On Tue, Sep 06, 2022 at 09:11:23AM +0200, Jiri Slaby wrote:
> Commit 238c91115cd0 ("x86/dumpstack: Fix misleading instruction pointer
> error message") changed the "Code:" line in bug reports when RIP is an
> invalid pointer. In particular, the report currently says (for example):
>
> BUG: kernel NULL pointer dereference, address: 0000000000000000
> ...
> RIP: 0010:0x0
> Code: Unable to access opcode bytes at RIP 0xffffffffffffffd6.
>
> That "Unable to access opcode bytes at RIP 0xffffffffffffffd6." is
> quite confusing as RIP value is 0, not -42. That -42 comes from
> "regs->ip - PROLOGUE_SIZE", because Code is dumped with some prologue
> (and epilogue).
>
> So do not mention "RIP" on this line in this context.
>
> Cc: Mark Mossberg <[email protected]>
> Cc: Borislav Petkov <[email protected]>
> Signed-off-by: Jiri Slaby <[email protected]>
> ---
> arch/x86/kernel/dumpstack.c | 2 +-
> 1 file changed, 1 insertion(+), 1 deletion(-)
>
> diff --git a/arch/x86/kernel/dumpstack.c b/arch/x86/kernel/dumpstack.c
> index afae4dd77495..b3dba35f466e 100644
> --- a/arch/x86/kernel/dumpstack.c
> +++ b/arch/x86/kernel/dumpstack.c
> @@ -128,7 +128,7 @@ void show_opcodes(struct pt_regs *regs, const char *loglvl)
> /* No access to the user space stack of other tasks. Ignore. */
> break;
> default:
> - printk("%sCode: Unable to access opcode bytes at RIP 0x%lx.\n",
> + printk("%sCode: Unable to access opcode bytes at 0x%lx.\n",
> loglvl, prologue);
> break;
> }

I guess... and it says "opcode bytes" to denote that it is trying to
access instructions so yeah, that RIP might be superfluous.

Acked-by: Borislav Petkov <[email protected]>

--
Regards/Gruss,
Boris.

https://people.kernel.org/tglx/notes-about-netiquette

Subject: [tip: x86/misc] x86/dumpstack: Don't mention RIP in "Code: "
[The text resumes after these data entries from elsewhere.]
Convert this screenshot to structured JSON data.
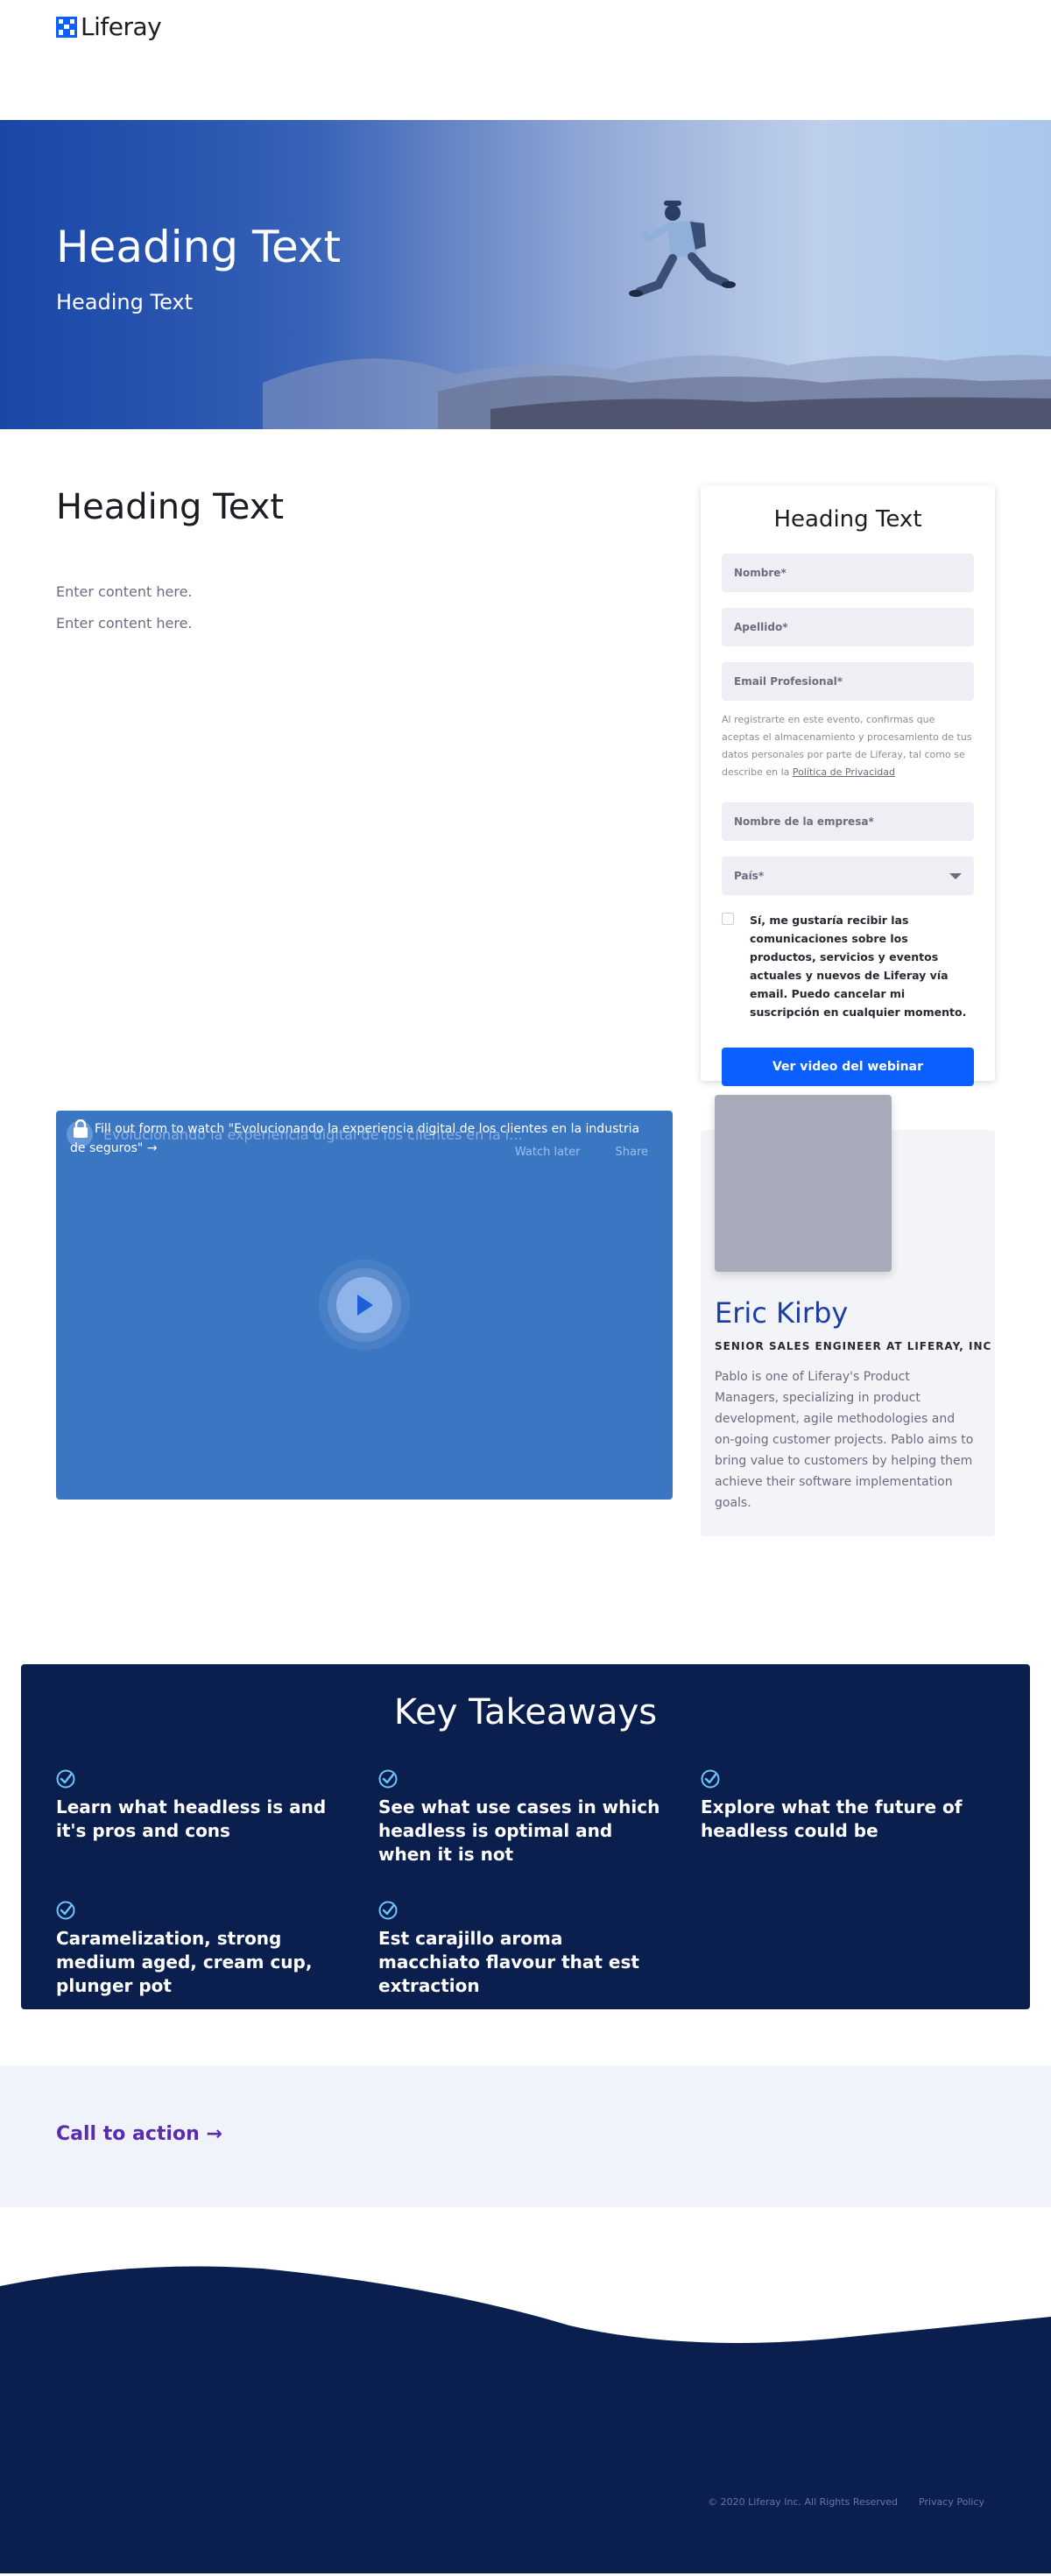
{
  "header": {
    "logo_text": "Liferay"
  },
  "hero": {
    "title": "Heading Text",
    "subtitle": "Heading Text"
  },
  "content": {
    "title": "Heading Text",
    "paragraphs": [
      "Enter content here.",
      "Enter content here."
    ]
  },
  "form": {
    "title": "Heading Text",
    "first_name": "Nombre*",
    "last_name": "Apellido*",
    "email": "Email Profesional*",
    "disclaimer": "Al registrarte en este evento, confirmas que aceptas el almacenamiento y procesamiento de tus datos personales por parte de Liferay, tal como se describe en la",
    "privacy_link": "Política de Privacidad",
    "company": "Nombre de la empresa*",
    "country": "País*",
    "consent": "Sí, me gustaría recibir las comunicaciones sobre los productos, servicios y eventos actuales y nuevos de Liferay vía email. Puedo cancelar mi suscripción en cualquier momento.",
    "submit": "Ver video del webinar"
  },
  "video": {
    "overlay": "Fill out form to watch \"Evolucionando la experiencia digital de los clientes en la industria de seguros\" →",
    "ghost_title": "Evolucionando la experiencia digital de los clientes en la i...",
    "watch_later": "Watch later",
    "share": "Share"
  },
  "speaker": {
    "name": "Eric Kirby",
    "role": "SENIOR SALES ENGINEER AT LIFERAY, INC",
    "bio": "Pablo is one of Liferay's Product Managers, specializing in product development, agile methodologies and on-going customer projects. Pablo aims to bring value to customers by helping them achieve their software implementation goals."
  },
  "takeaways": {
    "title": "Key Takeaways",
    "items": [
      "Learn what headless is and it's pros and cons",
      "See what use cases in which headless is optimal and when it is not",
      "Explore what the future of headless could be",
      "Caramelization, strong medium aged, cream cup, plunger pot",
      "Est carajillo aroma macchiato flavour that est extraction"
    ]
  },
  "cta": {
    "label": "Call to action →"
  },
  "footer": {
    "copyright": "© 2020 Liferay Inc. All Rights Reserved",
    "privacy": "Privacy Policy"
  },
  "colors": {
    "brand": "#0b5fff",
    "navy": "#0b1f4f",
    "speaker_name": "#1a3ea4",
    "cta": "#5b2bb0",
    "check": "#6fc3ff"
  },
  "icons": [
    "logo-icon",
    "lock-icon",
    "play-icon",
    "check-circle-icon",
    "chevron-down-icon"
  ]
}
The following commit has been merged into the x86/misc branch of tip:

Commit-ID: 5258b80e60da6d8908ae2846b234ed8d9d9d4a19
Gitweb: https://git.kernel.org/tip/5258b80e60da6d8908ae2846b234ed8d9d9d4a19
Author: Jiri Slaby <[email protected]>
AuthorDate: Tue, 06 Sep 2022 09:11:23 +02:00
Committer: Borislav Petkov <[email protected]>
CommitterDate: Tue, 20 Sep 2022 16:11:54 +02:00

x86/dumpstack: Don't mention RIP in "Code: "

Commit

238c91115cd0 ("x86/dumpstack: Fix misleading instruction pointer error message")

changed the "Code:" line in bug reports when RIP is an invalid pointer.
In particular, the report currently says (for example):

BUG: kernel NULL pointer dereference, address: 0000000000000000
...
RIP: 0010:0x0
Code: Unable to access opcode bytes at RIP 0xffffffffffffffd6.

That

Unable to access opcode bytes at RIP 0xffffffffffffffd6.
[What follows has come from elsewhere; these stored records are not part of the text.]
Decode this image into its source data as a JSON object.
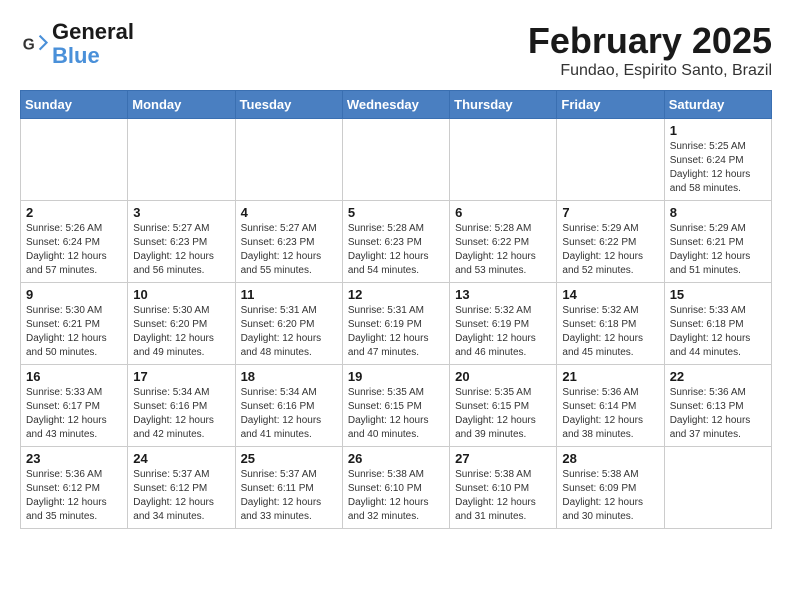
{
  "header": {
    "logo_line1": "General",
    "logo_line2": "Blue",
    "title": "February 2025",
    "subtitle": "Fundao, Espirito Santo, Brazil"
  },
  "weekdays": [
    "Sunday",
    "Monday",
    "Tuesday",
    "Wednesday",
    "Thursday",
    "Friday",
    "Saturday"
  ],
  "weeks": [
    [
      {
        "day": "",
        "info": ""
      },
      {
        "day": "",
        "info": ""
      },
      {
        "day": "",
        "info": ""
      },
      {
        "day": "",
        "info": ""
      },
      {
        "day": "",
        "info": ""
      },
      {
        "day": "",
        "info": ""
      },
      {
        "day": "1",
        "info": "Sunrise: 5:25 AM\nSunset: 6:24 PM\nDaylight: 12 hours and 58 minutes."
      }
    ],
    [
      {
        "day": "2",
        "info": "Sunrise: 5:26 AM\nSunset: 6:24 PM\nDaylight: 12 hours and 57 minutes."
      },
      {
        "day": "3",
        "info": "Sunrise: 5:27 AM\nSunset: 6:23 PM\nDaylight: 12 hours and 56 minutes."
      },
      {
        "day": "4",
        "info": "Sunrise: 5:27 AM\nSunset: 6:23 PM\nDaylight: 12 hours and 55 minutes."
      },
      {
        "day": "5",
        "info": "Sunrise: 5:28 AM\nSunset: 6:23 PM\nDaylight: 12 hours and 54 minutes."
      },
      {
        "day": "6",
        "info": "Sunrise: 5:28 AM\nSunset: 6:22 PM\nDaylight: 12 hours and 53 minutes."
      },
      {
        "day": "7",
        "info": "Sunrise: 5:29 AM\nSunset: 6:22 PM\nDaylight: 12 hours and 52 minutes."
      },
      {
        "day": "8",
        "info": "Sunrise: 5:29 AM\nSunset: 6:21 PM\nDaylight: 12 hours and 51 minutes."
      }
    ],
    [
      {
        "day": "9",
        "info": "Sunrise: 5:30 AM\nSunset: 6:21 PM\nDaylight: 12 hours and 50 minutes."
      },
      {
        "day": "10",
        "info": "Sunrise: 5:30 AM\nSunset: 6:20 PM\nDaylight: 12 hours and 49 minutes."
      },
      {
        "day": "11",
        "info": "Sunrise: 5:31 AM\nSunset: 6:20 PM\nDaylight: 12 hours and 48 minutes."
      },
      {
        "day": "12",
        "info": "Sunrise: 5:31 AM\nSunset: 6:19 PM\nDaylight: 12 hours and 47 minutes."
      },
      {
        "day": "13",
        "info": "Sunrise: 5:32 AM\nSunset: 6:19 PM\nDaylight: 12 hours and 46 minutes."
      },
      {
        "day": "14",
        "info": "Sunrise: 5:32 AM\nSunset: 6:18 PM\nDaylight: 12 hours and 45 minutes."
      },
      {
        "day": "15",
        "info": "Sunrise: 5:33 AM\nSunset: 6:18 PM\nDaylight: 12 hours and 44 minutes."
      }
    ],
    [
      {
        "day": "16",
        "info": "Sunrise: 5:33 AM\nSunset: 6:17 PM\nDaylight: 12 hours and 43 minutes."
      },
      {
        "day": "17",
        "info": "Sunrise: 5:34 AM\nSunset: 6:16 PM\nDaylight: 12 hours and 42 minutes."
      },
      {
        "day": "18",
        "info": "Sunrise: 5:34 AM\nSunset: 6:16 PM\nDaylight: 12 hours and 41 minutes."
      },
      {
        "day": "19",
        "info": "Sunrise: 5:35 AM\nSunset: 6:15 PM\nDaylight: 12 hours and 40 minutes."
      },
      {
        "day": "20",
        "info": "Sunrise: 5:35 AM\nSunset: 6:15 PM\nDaylight: 12 hours and 39 minutes."
      },
      {
        "day": "21",
        "info": "Sunrise: 5:36 AM\nSunset: 6:14 PM\nDaylight: 12 hours and 38 minutes."
      },
      {
        "day": "22",
        "info": "Sunrise: 5:36 AM\nSunset: 6:13 PM\nDaylight: 12 hours and 37 minutes."
      }
    ],
    [
      {
        "day": "23",
        "info": "Sunrise: 5:36 AM\nSunset: 6:12 PM\nDaylight: 12 hours and 35 minutes."
      },
      {
        "day": "24",
        "info": "Sunrise: 5:37 AM\nSunset: 6:12 PM\nDaylight: 12 hours and 34 minutes."
      },
      {
        "day": "25",
        "info": "Sunrise: 5:37 AM\nSunset: 6:11 PM\nDaylight: 12 hours and 33 minutes."
      },
      {
        "day": "26",
        "info": "Sunrise: 5:38 AM\nSunset: 6:10 PM\nDaylight: 12 hours and 32 minutes."
      },
      {
        "day": "27",
        "info": "Sunrise: 5:38 AM\nSunset: 6:10 PM\nDaylight: 12 hours and 31 minutes."
      },
      {
        "day": "28",
        "info": "Sunrise: 5:38 AM\nSunset: 6:09 PM\nDaylight: 12 hours and 30 minutes."
      },
      {
        "day": "",
        "info": ""
      }
    ]
  ]
}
is quite confusing as RIP value is 0, not -42. That -42 comes from
"regs->ip - PROLOGUE_SIZE", because Code is dumped with some prologue
(and epilogue).

So do not mention "RIP" on this line in this context.

Signed-off-by: Jiri Slaby <[email protected]>
Signed-off-by: Borislav Petkov <[email protected]>
Link: https://lore.kernel.org/r/[email protected]
---
arch/x86/kernel/dumpstack.c | 2 +-
1 file changed, 1 insertion(+), 1 deletion(-)

diff --git a/arch/x86/kernel/dumpstack.c b/arch/x86/kernel/dumpstack.c
index afae4dd..b3dba35 100644
--- a/arch/x86/kernel/dumpstack.c
+++ b/arch/x86/kernel/dumpstack.c
@@ -128,7 +128,7 @@ void show_opcodes(struct pt_regs *regs, const char *loglvl)
/* No access to the user space stack of other tasks. Ignore. */
break;
default:
- printk("%sCode: Unable to access opcode bytes at RIP 0x%lx.\n",
+ printk("%sCode: Unable to access opcode bytes at 0x%lx.\n",
loglvl, prologue);
break;
}